I gave in, reluctantly; and at Dunaberg, the next stop, feeling something like a coward I left the carriage to find a seat elsewhere.
“Courage, my friend,” said Helga, giving me her hand with a smile. “Courage, and we shall make the rest of the journey to Berlin safely and together.”
“Pray God it will be so,” I answered.
“This is just bully,” cried Siegel in the highest spirits. “See me do the conspirator when you two are through. I hope to glory they won’t let me pass.”
During the remaining run to the frontier I was profoundly anxious and miserable. I knew Helga would not have taken such a step as to bring Siegel into the matter if she had not felt there was real danger for us both; and that she gave into my care the papers which were of such vital import, showed that she regarded her own chances as very doubtful.
I had unbounded confidence in her wit and ready resource. She would get through if any one could; but the gate was a very narrow one. If the new development came from Kalkov, as I could not doubt, she was so well known that a personal description of her would be sent in full.
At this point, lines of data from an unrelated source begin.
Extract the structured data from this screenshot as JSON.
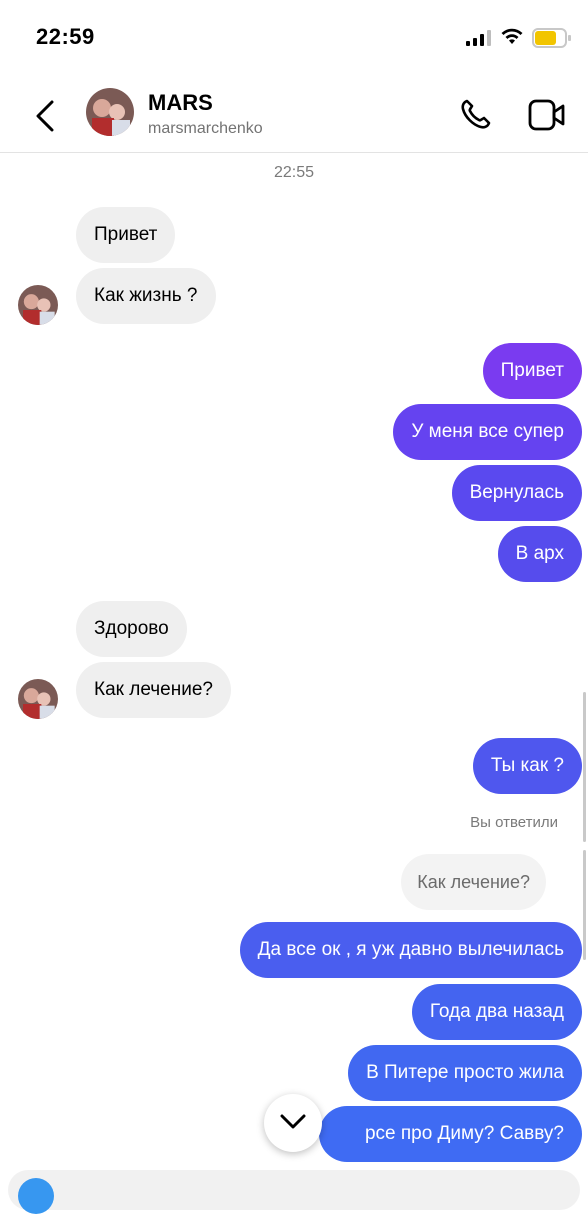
{
  "status": {
    "time": "22:59"
  },
  "header": {
    "name": "MARS",
    "username": "marsmarchenko"
  },
  "chat": {
    "timestamp": "22:55",
    "incoming_1": [
      "Привет",
      "Как жизнь ?"
    ],
    "outgoing_1": [
      "Привет",
      "У меня все супер",
      "Вернулась",
      "В арх"
    ],
    "incoming_2": [
      "Здорово",
      "Как лечение?"
    ],
    "outgoing_2": [
      "Ты как ?"
    ],
    "reply_label": "Вы ответили",
    "replied_to": "Как лечение?",
    "outgoing_3": [
      "Да все ок , я уж давно вылечилась",
      "Года два назад",
      "В Питере просто жила",
      "рсе про Диму? Савву?"
    ]
  },
  "colors": {
    "incoming_bubble": "#efefef",
    "outgoing_gradient": [
      "#7a3bf0",
      "#5a49ef",
      "#4f57ee",
      "#3f6bf3"
    ]
  },
  "icons": [
    "back-chevron-icon",
    "phone-icon",
    "video-camera-icon",
    "chevron-down-icon"
  ]
}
And then I perceived the shrewdness of her present manœuvre. Siegel and I were sufficiently alike for a written description of one to pass for that of the other. We were both clean shaven, somewhere about the same build and height and colour; and when I read his description in his identity paper—drawn up for the purpose of his long journey through Russian territory—I saw it was quite possible to apply it to me.
When we reached Vilna the official preparations began. A number of men were at the depot and made a careful scrutiny of the passengers, and eventually all of them boarded the train. One got into the compartment where I sat with Siegel’s writing case open on my knee.
He watched me write for a time and then asked me for a light.
I handed him Siegel’s matchbox—a curio he had picked up in China—and made a commonplace remark in execrable Russian. I had heard Siegel’s Russian.